Los bandos estaban claros. Del lado de Segura, ex presidente de Argentinos que había dejado al club con una deuda de casi 100 millones de pesos, estaban su hijo Luis Fernando, Daniel Angelici, Damián Dupiellet, Claudio Tapia (ascenso) y Pablo Toviggino (interior) sus compañeros del Ascenso y del Interior y a último momento se sumó Hugo Moyano.
El confiaba en los 42 votos de los asambleístas. Segura fue durante años apañado por Grondona y poco y nada hizo desde su lugar de dirigente por el fútbol argentino, algo que quedo en evidencia tras el fallecimiento de Don Julio y tenía a Segura en estado de tensión y paranoia permanente.
Del lado de Tinelli se encolumnaron: Rodolfo D’Onofrio, Eduardo Spinosa (ex presidente de Banfield y por entonces tesorero de AFA), Julito Grondona, Juan Sebastian Verón, Gabriel Mariotto, Javier Marin (abogado de peso y conocedor del ascenso), Víctor Blanco y Matías Lammens.

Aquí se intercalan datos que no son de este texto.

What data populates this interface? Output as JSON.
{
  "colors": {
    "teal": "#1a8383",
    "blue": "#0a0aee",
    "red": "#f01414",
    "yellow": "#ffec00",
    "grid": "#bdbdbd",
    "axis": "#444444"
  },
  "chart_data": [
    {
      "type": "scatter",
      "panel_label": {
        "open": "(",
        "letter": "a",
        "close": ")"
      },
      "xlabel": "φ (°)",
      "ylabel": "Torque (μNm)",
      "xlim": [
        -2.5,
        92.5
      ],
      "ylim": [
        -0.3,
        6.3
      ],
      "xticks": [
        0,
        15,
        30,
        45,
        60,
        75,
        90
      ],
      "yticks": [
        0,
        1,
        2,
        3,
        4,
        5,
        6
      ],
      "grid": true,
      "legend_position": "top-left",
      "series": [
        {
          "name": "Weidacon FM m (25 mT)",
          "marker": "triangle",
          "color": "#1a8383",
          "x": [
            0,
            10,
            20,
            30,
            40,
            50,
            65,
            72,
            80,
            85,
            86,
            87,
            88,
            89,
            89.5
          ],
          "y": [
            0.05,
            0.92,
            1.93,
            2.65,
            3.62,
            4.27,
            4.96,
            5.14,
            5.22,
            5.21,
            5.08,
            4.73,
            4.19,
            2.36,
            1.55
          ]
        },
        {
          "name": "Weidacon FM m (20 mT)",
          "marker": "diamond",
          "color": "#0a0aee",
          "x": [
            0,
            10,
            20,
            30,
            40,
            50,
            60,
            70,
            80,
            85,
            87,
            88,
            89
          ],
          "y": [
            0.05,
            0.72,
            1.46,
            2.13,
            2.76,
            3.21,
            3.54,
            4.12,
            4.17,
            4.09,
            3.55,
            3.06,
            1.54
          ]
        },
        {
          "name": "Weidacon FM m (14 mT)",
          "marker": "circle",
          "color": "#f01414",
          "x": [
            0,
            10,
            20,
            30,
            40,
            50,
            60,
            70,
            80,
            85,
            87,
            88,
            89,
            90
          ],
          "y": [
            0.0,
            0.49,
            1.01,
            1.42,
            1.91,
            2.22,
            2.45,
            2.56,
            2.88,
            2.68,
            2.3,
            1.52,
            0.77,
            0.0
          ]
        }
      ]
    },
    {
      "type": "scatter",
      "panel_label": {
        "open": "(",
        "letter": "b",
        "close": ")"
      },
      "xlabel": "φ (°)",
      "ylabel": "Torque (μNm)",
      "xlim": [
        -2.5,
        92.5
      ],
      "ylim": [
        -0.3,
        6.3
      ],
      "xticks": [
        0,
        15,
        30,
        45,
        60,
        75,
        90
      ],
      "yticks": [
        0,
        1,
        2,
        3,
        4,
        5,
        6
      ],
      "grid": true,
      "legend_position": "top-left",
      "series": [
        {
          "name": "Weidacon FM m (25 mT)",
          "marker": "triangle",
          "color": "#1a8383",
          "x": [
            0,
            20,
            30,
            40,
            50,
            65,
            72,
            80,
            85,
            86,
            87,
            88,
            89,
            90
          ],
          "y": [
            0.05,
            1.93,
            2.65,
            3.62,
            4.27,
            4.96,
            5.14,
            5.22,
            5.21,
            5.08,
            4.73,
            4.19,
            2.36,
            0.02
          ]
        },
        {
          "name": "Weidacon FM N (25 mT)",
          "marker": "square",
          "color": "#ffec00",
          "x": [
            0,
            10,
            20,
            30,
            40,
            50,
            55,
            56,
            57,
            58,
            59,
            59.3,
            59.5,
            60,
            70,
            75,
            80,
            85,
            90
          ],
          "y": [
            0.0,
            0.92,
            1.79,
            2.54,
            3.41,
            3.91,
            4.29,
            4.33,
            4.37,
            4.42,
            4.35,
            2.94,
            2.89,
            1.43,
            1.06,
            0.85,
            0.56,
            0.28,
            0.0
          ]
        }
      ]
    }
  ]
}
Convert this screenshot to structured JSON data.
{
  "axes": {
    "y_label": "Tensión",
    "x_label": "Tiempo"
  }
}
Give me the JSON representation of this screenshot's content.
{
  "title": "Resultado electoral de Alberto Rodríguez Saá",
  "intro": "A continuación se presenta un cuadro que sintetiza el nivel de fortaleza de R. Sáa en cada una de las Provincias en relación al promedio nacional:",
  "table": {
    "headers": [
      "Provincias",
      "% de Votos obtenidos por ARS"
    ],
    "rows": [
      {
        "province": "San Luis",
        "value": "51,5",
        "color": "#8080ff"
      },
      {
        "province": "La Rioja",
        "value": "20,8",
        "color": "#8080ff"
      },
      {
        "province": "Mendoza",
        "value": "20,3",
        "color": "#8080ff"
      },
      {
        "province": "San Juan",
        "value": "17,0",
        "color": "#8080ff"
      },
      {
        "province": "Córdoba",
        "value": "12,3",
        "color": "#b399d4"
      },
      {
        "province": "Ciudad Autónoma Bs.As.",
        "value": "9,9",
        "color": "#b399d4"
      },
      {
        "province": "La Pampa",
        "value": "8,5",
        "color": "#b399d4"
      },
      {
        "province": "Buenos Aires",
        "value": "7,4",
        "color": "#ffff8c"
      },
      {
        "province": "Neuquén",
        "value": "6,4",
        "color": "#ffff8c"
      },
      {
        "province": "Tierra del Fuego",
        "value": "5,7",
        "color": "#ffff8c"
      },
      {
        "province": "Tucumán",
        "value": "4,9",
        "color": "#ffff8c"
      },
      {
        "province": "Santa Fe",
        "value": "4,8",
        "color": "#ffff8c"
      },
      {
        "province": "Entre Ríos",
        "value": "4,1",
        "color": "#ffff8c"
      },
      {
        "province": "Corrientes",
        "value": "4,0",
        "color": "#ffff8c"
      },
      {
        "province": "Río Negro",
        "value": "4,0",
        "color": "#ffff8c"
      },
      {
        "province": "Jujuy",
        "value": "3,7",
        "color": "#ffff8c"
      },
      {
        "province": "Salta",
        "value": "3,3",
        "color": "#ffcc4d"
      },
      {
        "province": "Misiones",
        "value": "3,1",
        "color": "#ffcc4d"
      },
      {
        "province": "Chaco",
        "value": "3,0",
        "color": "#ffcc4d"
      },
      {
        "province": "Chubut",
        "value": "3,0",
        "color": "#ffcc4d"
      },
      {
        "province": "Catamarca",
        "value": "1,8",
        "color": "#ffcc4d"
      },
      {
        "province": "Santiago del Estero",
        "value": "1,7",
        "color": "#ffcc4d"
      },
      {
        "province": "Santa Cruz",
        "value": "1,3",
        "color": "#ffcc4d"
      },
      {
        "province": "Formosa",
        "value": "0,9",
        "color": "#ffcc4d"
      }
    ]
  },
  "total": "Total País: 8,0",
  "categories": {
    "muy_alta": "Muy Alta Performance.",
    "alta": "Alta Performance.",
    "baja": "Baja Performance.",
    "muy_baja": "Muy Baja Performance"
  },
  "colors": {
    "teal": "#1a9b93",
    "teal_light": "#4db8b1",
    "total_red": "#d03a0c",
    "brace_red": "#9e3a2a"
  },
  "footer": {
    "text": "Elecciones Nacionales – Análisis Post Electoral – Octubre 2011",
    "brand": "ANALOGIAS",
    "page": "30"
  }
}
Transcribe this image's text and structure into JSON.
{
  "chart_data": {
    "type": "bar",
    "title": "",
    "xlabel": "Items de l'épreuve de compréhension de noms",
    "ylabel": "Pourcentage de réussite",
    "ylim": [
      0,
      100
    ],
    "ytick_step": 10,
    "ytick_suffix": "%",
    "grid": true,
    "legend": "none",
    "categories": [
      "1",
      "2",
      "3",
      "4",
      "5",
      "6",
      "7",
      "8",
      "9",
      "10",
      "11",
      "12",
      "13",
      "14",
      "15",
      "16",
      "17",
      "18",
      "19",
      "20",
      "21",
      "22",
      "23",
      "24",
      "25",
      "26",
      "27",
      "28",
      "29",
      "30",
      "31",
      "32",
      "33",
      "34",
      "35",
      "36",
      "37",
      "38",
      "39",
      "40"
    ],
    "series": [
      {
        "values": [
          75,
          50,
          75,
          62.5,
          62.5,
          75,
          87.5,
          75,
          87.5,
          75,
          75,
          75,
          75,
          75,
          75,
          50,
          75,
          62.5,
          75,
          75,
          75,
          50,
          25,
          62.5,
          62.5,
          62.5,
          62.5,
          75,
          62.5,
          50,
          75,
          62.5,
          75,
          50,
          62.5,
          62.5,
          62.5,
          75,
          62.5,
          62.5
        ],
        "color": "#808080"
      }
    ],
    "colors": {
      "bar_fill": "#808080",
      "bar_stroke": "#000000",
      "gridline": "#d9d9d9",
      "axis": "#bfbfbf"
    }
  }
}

Bajo un sofocante calor, dirigentes de todo el país se acercaron al predio de AFA en Ezeiza, para formar parte de lo que debía ser un hecho histórico. Pero todo terminó mal.
Entre los 75 votantes estaban los representantes de los 30 clubes de Primera, 12 de lo que sería la segunda, 12 de tercera, seis de cuarta, cinco de quinta y diez de ligas de provincias. El rumor era que Segura “defendía” a los clubes modestos y Tinelli, a los grandes y a la profesionalización del espectáculo, pero toda esa especulación cayó bajo tierra a la hora de los sufragios.
Una vez terminada la votación y mientras se contaban los votos el rumor de la vergüenza se convertía en realidad y demostraba, una vez más, que el aparato dirigencial no estaba preparado aún para ser domado por otro: la votación resultaba igualada en 38 votos.
Fue entonces cuando comenzaron los rostros de preocupación. Había un voto de más. El resultado no tenía lógica. Nadie fue capaz de darse cuenta de que en un sobre alguno metió dos papeles iguales y que por lo tanto había una que sobraba. Nadie fue capaz de identificar cuál de los candidatos se había beneficiado con ese voto doble y nulo.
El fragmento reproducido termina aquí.